The great thing about long distance relationships in the digital era is nobody’s ever too far away. We are, frighteningly, contactable pretty much all the time. So take advantage of Skype, FaceTime, WhatsApp, Zoom, the lot. If relationships are founded on great communication, then these tools give you ample opportunities to build that foundation. “Out of sight, out of mind” is practically impossible nowadays.

 

Embrace the humdrum

When you’re not together all the time, you feel you should be doing really exciting things or making big gestures on the occasions you are.
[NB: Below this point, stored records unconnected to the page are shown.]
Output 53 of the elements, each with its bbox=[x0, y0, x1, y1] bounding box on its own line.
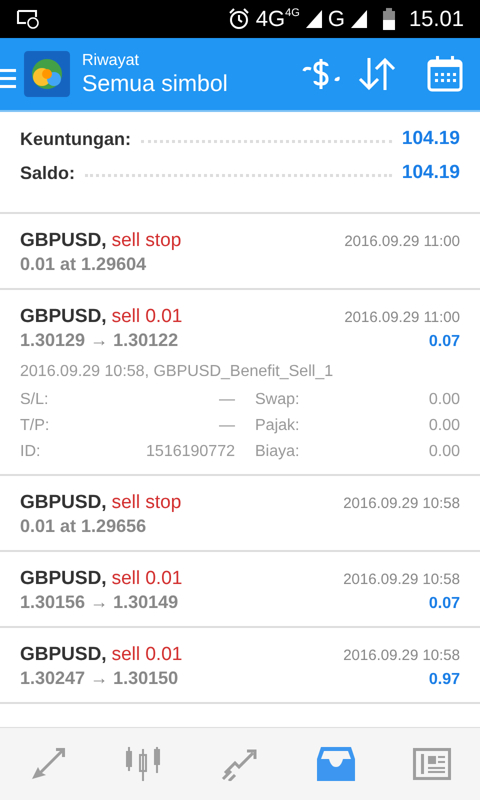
price-text: 0.01 at 1.29604 bbox=[20, 254, 146, 275]
network-text: 4G bbox=[285, 8, 300, 19]
summary-label: Keuntungan: bbox=[20, 128, 131, 150]
time-text: 2016.09.29 11:00 bbox=[344, 233, 460, 250]
summary-value: 104.19 bbox=[402, 128, 460, 150]
network-text: G bbox=[328, 8, 345, 30]
price-text: 1.30156 → 1.30149 bbox=[20, 592, 178, 613]
signal-icon bbox=[306, 10, 322, 28]
field-value: 1516190772 bbox=[145, 443, 235, 461]
field-value: 0.00 bbox=[428, 443, 460, 461]
field-label: T/P: bbox=[20, 417, 50, 435]
battery-icon bbox=[382, 8, 395, 30]
menu-icon[interactable] bbox=[0, 69, 16, 89]
field-label: ID: bbox=[20, 443, 42, 461]
field-label: Pajak: bbox=[255, 417, 300, 435]
profit-text: 0.97 bbox=[428, 671, 460, 689]
price-text: 1.30247 → 1.30150 bbox=[20, 668, 178, 689]
time-text: 2016.09.29 10:58 bbox=[343, 647, 460, 664]
field-label: Biaya: bbox=[255, 443, 300, 461]
summary-value: 104.19 bbox=[402, 162, 460, 184]
symbol-text: GBPUSD, bbox=[20, 568, 107, 589]
symbol-text: GBPUSD, bbox=[20, 306, 107, 327]
symbol-text: GBPUSD, bbox=[20, 230, 107, 251]
symbol-text: GBPUSD, bbox=[20, 492, 107, 513]
signal-icon bbox=[350, 10, 367, 28]
profit-text: 0.07 bbox=[428, 333, 460, 351]
time-text: 2016.09.29 10:58 bbox=[343, 571, 460, 588]
profit-text: 0.07 bbox=[428, 595, 460, 613]
trade-type-text: sell 0.01 bbox=[112, 568, 182, 589]
field-label: S/L: bbox=[20, 391, 50, 409]
trade-type-text: sell stop bbox=[112, 230, 182, 251]
field-value: 0.00 bbox=[428, 417, 460, 435]
time-text: 2016.09.29 10:58 bbox=[343, 495, 460, 512]
summary-label: Saldo: bbox=[20, 162, 76, 184]
open-info-text: 2016.09.29 10:58, GBPUSD_Benefit_Sell_1 bbox=[20, 363, 334, 381]
symbol-filter[interactable]: Semua simbol bbox=[82, 70, 296, 96]
trade-type-text: sell stop bbox=[112, 492, 182, 513]
app-logo-icon bbox=[24, 51, 70, 97]
screen-title: Riwayat bbox=[82, 52, 140, 70]
field-label: Swap: bbox=[255, 391, 300, 409]
alarm-icon bbox=[228, 8, 250, 30]
cast-icon bbox=[16, 9, 40, 29]
price-text: 0.01 at 1.29656 bbox=[20, 516, 146, 537]
network-text: 4G bbox=[256, 8, 286, 30]
trade-type-text: sell 0.01 bbox=[112, 644, 182, 665]
field-value: — bbox=[218, 417, 235, 435]
time-text: 2016.09.29 11:00 bbox=[344, 309, 460, 326]
field-value: — bbox=[218, 391, 235, 409]
field-value: 0.00 bbox=[428, 391, 460, 409]
trade-type-text: sell 0.01 bbox=[112, 306, 182, 327]
symbol-text: GBPUSD, bbox=[20, 644, 107, 665]
clock-text: 15.01 bbox=[408, 8, 464, 30]
price-text: 1.30129 → 1.30122 bbox=[20, 330, 178, 351]
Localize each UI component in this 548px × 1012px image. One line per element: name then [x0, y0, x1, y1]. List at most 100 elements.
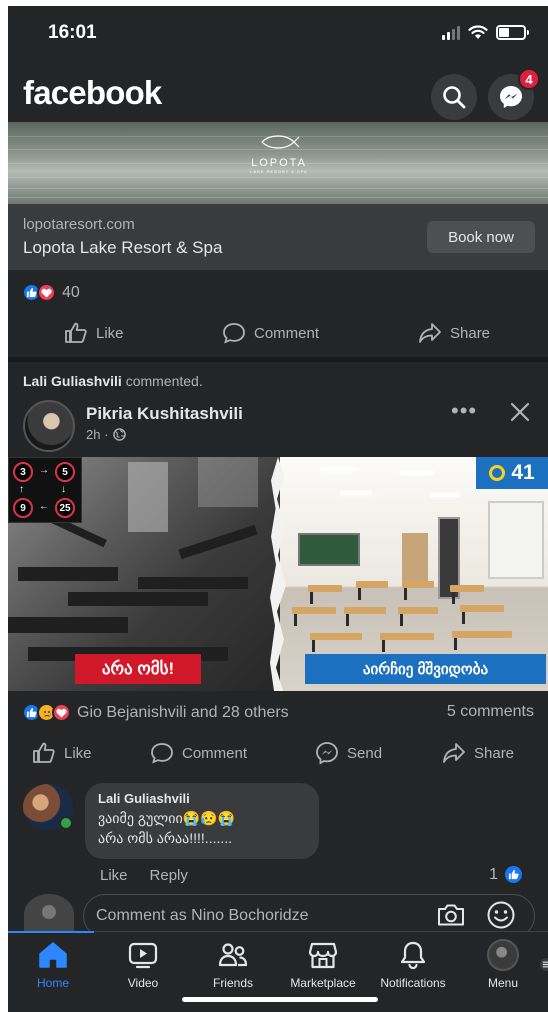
search-icon [443, 86, 466, 109]
post-image[interactable]: 3 → 5 ↑ ↓ 9 ← 25 41 არა ომს! აირჩიე მშვი… [8, 457, 548, 691]
comment-likes[interactable]: 1 [489, 864, 524, 885]
share-icon [443, 743, 465, 763]
send-label: Send [347, 744, 383, 762]
fish-icon [261, 135, 300, 149]
commenter-name[interactable]: Lali Guliashvili [98, 791, 306, 806]
globe-icon [113, 428, 127, 441]
ad-link-bar[interactable]: lopotaresort.com Lopota Lake Resort & Sp… [8, 204, 548, 270]
share-icon [419, 323, 441, 343]
camera-icon[interactable] [436, 903, 466, 927]
book-now-button[interactable]: Book now [427, 221, 535, 253]
love-reaction-icon [52, 703, 71, 722]
tab-menu-label: Menu [487, 976, 519, 990]
tab-friends-label: Friends [212, 976, 253, 990]
tab-menu[interactable]: Menu [458, 939, 548, 990]
menu-avatar [487, 939, 519, 971]
no-war-banner: არა ომს! [75, 654, 201, 684]
ad-title: Lopota Lake Resort & Spa [23, 238, 223, 257]
post-reactions[interactable]: Gio Bejanishvili and 28 others [22, 703, 289, 722]
app-header: facebook 4 [8, 62, 548, 122]
thumbs-up-icon [33, 742, 55, 763]
comment-button[interactable]: Comment [150, 742, 247, 764]
like-label: Like [64, 744, 92, 762]
comment-actions: Like Reply [100, 867, 188, 884]
comment-button[interactable]: Comment [222, 322, 319, 344]
tab-home-label: Home [36, 976, 69, 990]
tab-video-label: Video [127, 976, 159, 990]
ad-reactions[interactable]: 40 [22, 283, 80, 302]
share-button[interactable]: Share [418, 322, 490, 344]
search-button[interactable] [431, 74, 477, 120]
ad-action-bar: Like Comment Share [8, 311, 548, 355]
reactors-text: Gio Bejanishvili and 28 others [77, 703, 289, 721]
like-button[interactable]: Like [64, 322, 124, 344]
comment-icon [151, 743, 173, 764]
score-value: 41 [511, 461, 535, 484]
comments-count[interactable]: 5 comments [447, 703, 534, 721]
comment-icon [223, 323, 245, 344]
comment-text: ვაიმე გულიი😭😥😭 არა ომს არაა!!!!....... [98, 810, 235, 846]
share-label: Share [474, 744, 515, 762]
wifi-icon [468, 25, 488, 39]
video-icon [128, 942, 158, 969]
author-avatar[interactable] [23, 400, 75, 452]
comment-input-placeholder: Comment as Nino Bochoridze [96, 907, 309, 924]
tab-home[interactable]: Home [8, 940, 98, 990]
love-reaction-icon [37, 283, 56, 302]
activity-line: Lali Guliashvili commented. [23, 373, 203, 389]
channel-score: 41 [476, 457, 548, 489]
post-separator [8, 357, 548, 362]
post-action-bar: Like Comment Send Share [8, 731, 548, 775]
home-icon [39, 942, 67, 968]
messenger-button[interactable]: 4 [488, 68, 540, 120]
tab-marketplace[interactable]: Marketplace [278, 940, 368, 990]
like-button[interactable]: Like [32, 742, 92, 764]
close-icon[interactable] [508, 400, 532, 424]
comment-bubble[interactable]: Lali Guliashvili ვაიმე გულიი😭😥😭 არა ომს … [85, 783, 319, 859]
resort-logo-text: LOPOTA [251, 157, 307, 169]
messenger-icon [500, 86, 522, 108]
bell-icon [400, 941, 426, 970]
post-time[interactable]: 2h · [86, 427, 108, 442]
number-puzzle: 3 → 5 ↑ ↓ 9 ← 25 [8, 457, 82, 523]
tab-friends[interactable]: Friends [188, 940, 278, 990]
messenger-send-icon [316, 742, 338, 765]
phone-screen: 16:01 facebook 4 LOPOTA LAKE RESORT & SP… [8, 6, 548, 1012]
messenger-badge: 4 [518, 68, 540, 90]
tab-video[interactable]: Video [98, 940, 188, 990]
status-time: 16:01 [48, 22, 97, 43]
share-button[interactable]: Share [442, 742, 514, 764]
choose-peace-banner: აირჩიე მშვიდობა [305, 654, 546, 684]
post-meta: 2h · [86, 427, 127, 442]
ad-image[interactable]: LOPOTA LAKE RESORT & SPA [8, 122, 548, 204]
comment-like-button[interactable]: Like [100, 867, 128, 884]
puzzle-number: 9 [13, 498, 33, 518]
puzzle-number: 25 [55, 498, 75, 518]
activity-user[interactable]: Lali Guliashvili [23, 373, 122, 389]
battery-icon [496, 25, 529, 40]
tab-notifications[interactable]: Notifications [368, 940, 458, 990]
signal-icon [442, 25, 460, 40]
resort-logo: LOPOTA LAKE RESORT & SPA [234, 134, 324, 174]
comment-label: Comment [254, 324, 320, 342]
like-reaction-icon [503, 864, 524, 885]
comment-reply-button[interactable]: Reply [150, 867, 188, 884]
status-icons [442, 25, 529, 40]
more-options-button[interactable]: ••• [451, 398, 477, 424]
tab-marketplace-label: Marketplace [290, 976, 356, 990]
marketplace-icon [308, 942, 338, 969]
send-button[interactable]: Send [315, 741, 382, 765]
friends-icon [218, 943, 248, 967]
comment-label: Comment [182, 744, 248, 762]
menu-icon [539, 957, 548, 972]
like-label: Like [96, 324, 124, 342]
emoji-icon[interactable] [486, 900, 516, 930]
activity-text: commented. [121, 373, 203, 389]
facebook-logo: facebook [23, 74, 162, 111]
ad-domain: lopotaresort.com [23, 216, 135, 233]
share-label: Share [450, 324, 491, 342]
post-author[interactable]: Pikria Kushitashvili [86, 404, 243, 424]
home-indicator[interactable] [182, 997, 378, 1002]
status-bar: 16:01 [8, 6, 548, 62]
puzzle-number: 3 [13, 462, 33, 482]
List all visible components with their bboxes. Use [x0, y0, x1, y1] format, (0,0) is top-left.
Weekends in Paris! Romantic spa getaways! Yet another five-courser in a Michelin-starred restaurant or cocktails on the 57th floor of a huge glass tower block overlooking the city! This isn’t a real relationship, though; it’s a set of film scenes. For authenticity, have time together where you do hardly anything. Eat noodles on the sofa, watch TV, go food shopping. The little snatches of the dull everyday will bring you closer together, and these things are what people who live close to each other do, so don’t miss doing them just because you live far away. They too are important building blocks of a relationship.

Be realistic

Because you see each other less frequently, your time together will feel more intense, like you’re under pressure to have the best time and for it to be as wonderful as possible. The reality is this may lead to rows over what seems like nothing, frustration because you’re gritting your teeth trying not to point out their flaws or your dissatisfaction. Your relationship is a pressure cooker and subject to all kinds of weird emotions. Be realistic about what you expect from one another and talk about it. Be very matter of fact about what’s happening and why – “we’re only arguing like this because we miss each other so much” – and be respectful.

Have something to aim for

Some people may tell you long distance relationships don’t work, but they certainly can and do – as long as there is an endgame in mind. If you’re going to make it as couple, you need something to work toward. Maybe, agreeing to see how it goes for a fixed number of months or years before making a decision about who moves where, or saving up to live in a totally different place, new to you both. Without goals, you can’t go anywhere, but seeing the long-distance part as a process in a much larger project can keep you motivated to be together.

Evolve or die

Talk honestly about the prolonged separation and whether you can handle it. You may find your feelings start to fade for one another, and you try to keep things going because of the effort you’ve made so far. The truth is, whether it’s for five months or five years, a long-distance relationship can only be a temporary situation. If you’re prepared to take it to the next level, you should, but if you don’t see the distance changing any time soon, then be bold, make the decision to end the relationship and move on to find someone for whom you will have a long-term future with.